Japanese Researchers Win Ig Nobel Prize for Intestinal Breathing

Science World

Cambridge, Massachusetts, Sept. 12 (Jiji Press)--A team of Japanese and U.S. researchers won this year's Ig Nobel Prize in Physiology on Thursday for their discovery that mammals can breathe using their intestines through the anus.

It is the 18th straight year that Japanese researchers have received an Ig Nobel Prize. The award ceremony was held at the Massachusetts Institute of Technology in a Boston suburb. The annual Ig Nobel Prize, a spoof of the Nobel Prize, was launched in 1991 to honor "achievements so surprising that they make people laugh, then think."

The team's research is expected to help alleviate the symptoms of patients suffering from respiratory failure due to diseases such as COVID-19.

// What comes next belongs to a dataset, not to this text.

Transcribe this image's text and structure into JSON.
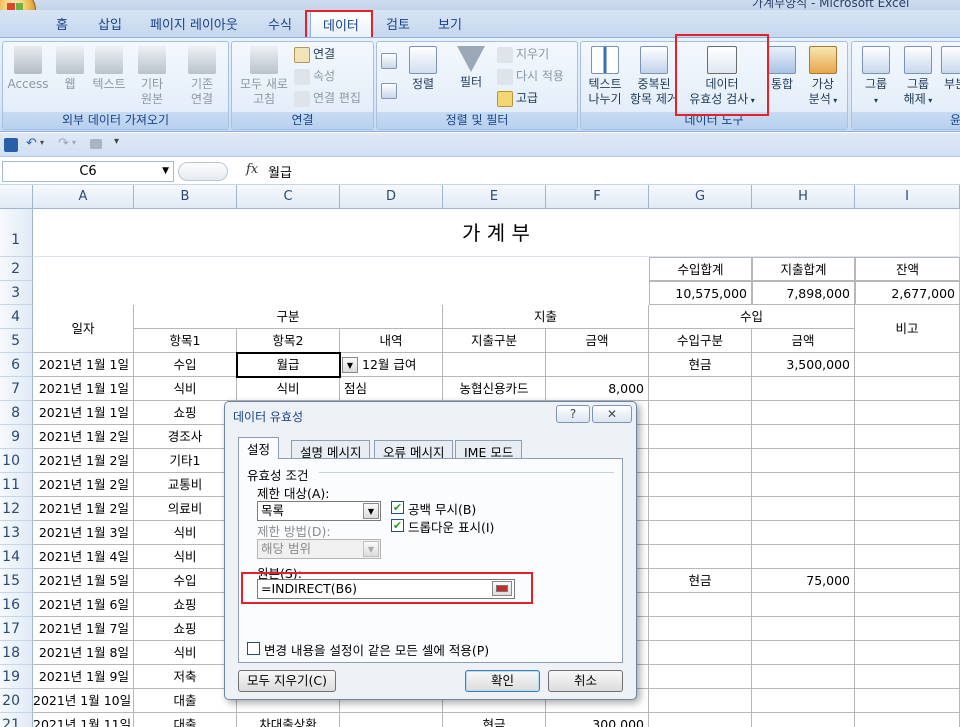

Tokyo Medical and Dental University professor Takanori Takebe, 37, and other researchers who began their study on the lungs from the perspective of regenerative medicine, an area in which where they specialize, focused on how loaches breathe. Loaches breathe through gills normally and absorb oxygen through their intestines in a low-oxygen environment.

The team conducted experiments on mice and pigs, in light of the possibility of applying the intestinal breathing method to humans with deteriorating lung function. Liquid containing large amounts of oxygen or oxygen gas was injected into the animals through their anuses, resulting in an increase in blood oxygen and an improvement in survival rates.